Covariates considered in multiple logistic regression models include age (continuous), years of education (≤12, 13-16, >16), race/ethnicity (White, Black, Other, Hispanic-any race), age at menarche (>13, 12-13, ≤11), menopausal status (pre- or postmenopausal) and age at menopause for postmenopausal women (<40, 41-54, ≥55, age at menopause unknown), parity (0-1, 2, ≥3), oral contraceptive (OC) use (ever vs. never), hormone replacement therapy (HRT) use (never, unopposed estrogen only, any combined HRT), BMI (weight in kg/height in m2; continuous), smoking status (never, past, current) and pack-years (continuous) for ever smokers, physical activity measured in continuous metabolic equivalents (METs), tubal ligation (yes vs. no), dietary intakes of fiber, total fat and saturated fat, and diabetes (yes vs. no). We adjusted for total energy intake using the multivariate nutrient density method . Specifically, we computed density measures for servings of sugary foods and/or drinks per 1,000 kcal of intake, as well as grams of total or added sugars per 1,000 kcal of intake and included daily caloric intake as a continuous variable in the multivariable models. Tests for trend were conducted by assigning to each tertile the median value of servings of sugary foods and/or drinks per 1,000 kcal or total or added sugar intakes (g/1,000 kcal) among controls. In addition, tertiles for percent of calories from sweets and desserts (i.e. dessert foods group) per day were created based on the controls, and frequencies calculated across these tertiles. Odds ratios and 95% CIs were calculated to assess ovarian cancer risk across these tertiles.

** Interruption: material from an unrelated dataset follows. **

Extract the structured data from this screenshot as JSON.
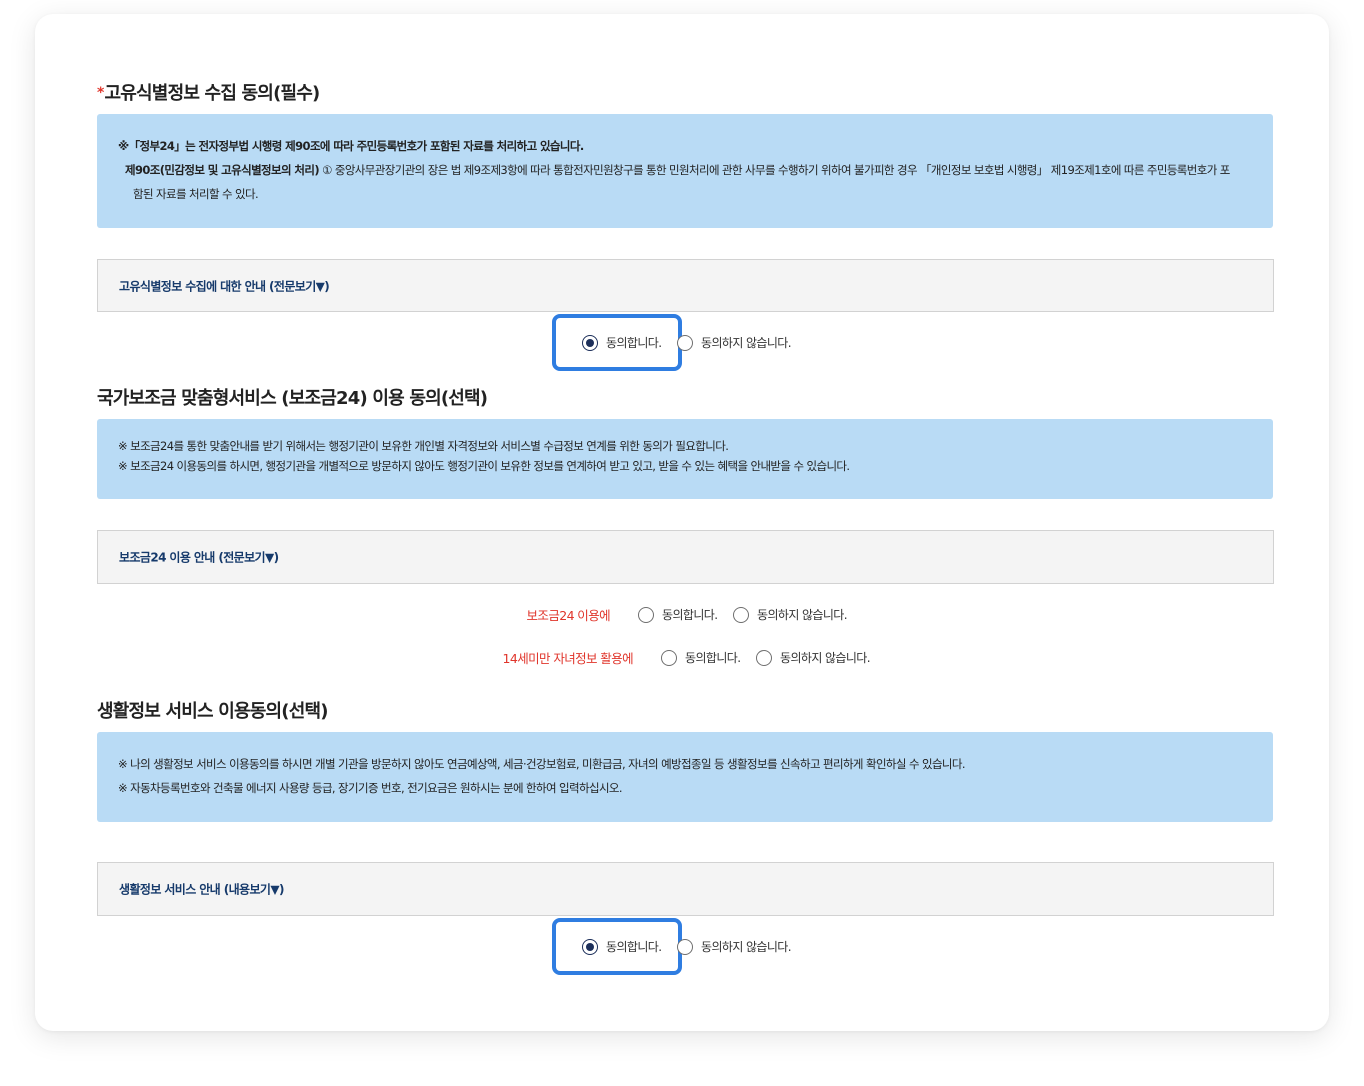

Overweight or obesity is a strong determinant of insulin resistance and hyperinsulinemia [26–30]. Additionally, central obesity [31, 32], which is related to insulin resistance , has been shown to significantly increase risk of ovarian cancer. We hypothesized that insulin-related risk factors might modify the relationship between sugar intake and cancer risk. Thus, we explored effect modification by factors capable of affecting the body’s response to insulin production such as BMI (normal weight: <25 kg/m2 vs. overweight or obese: ≥25 kg/m2), waist-to-hip ratio (WHR; ≤0.85 vs. >0.85), or physical activity (< median vs. ≥median for controls). Odds ratios and 95% CIs were calculated for ovarian cancer risk across tertiles for total sugary foods and drinks and total and added sugars, stratified by these factors. Because the number of women with diabetes was too small to conduct separate analyses on them, we also repeated analyses excluding women diagnosed with diabetes. The Wald test was used to calculate p-values.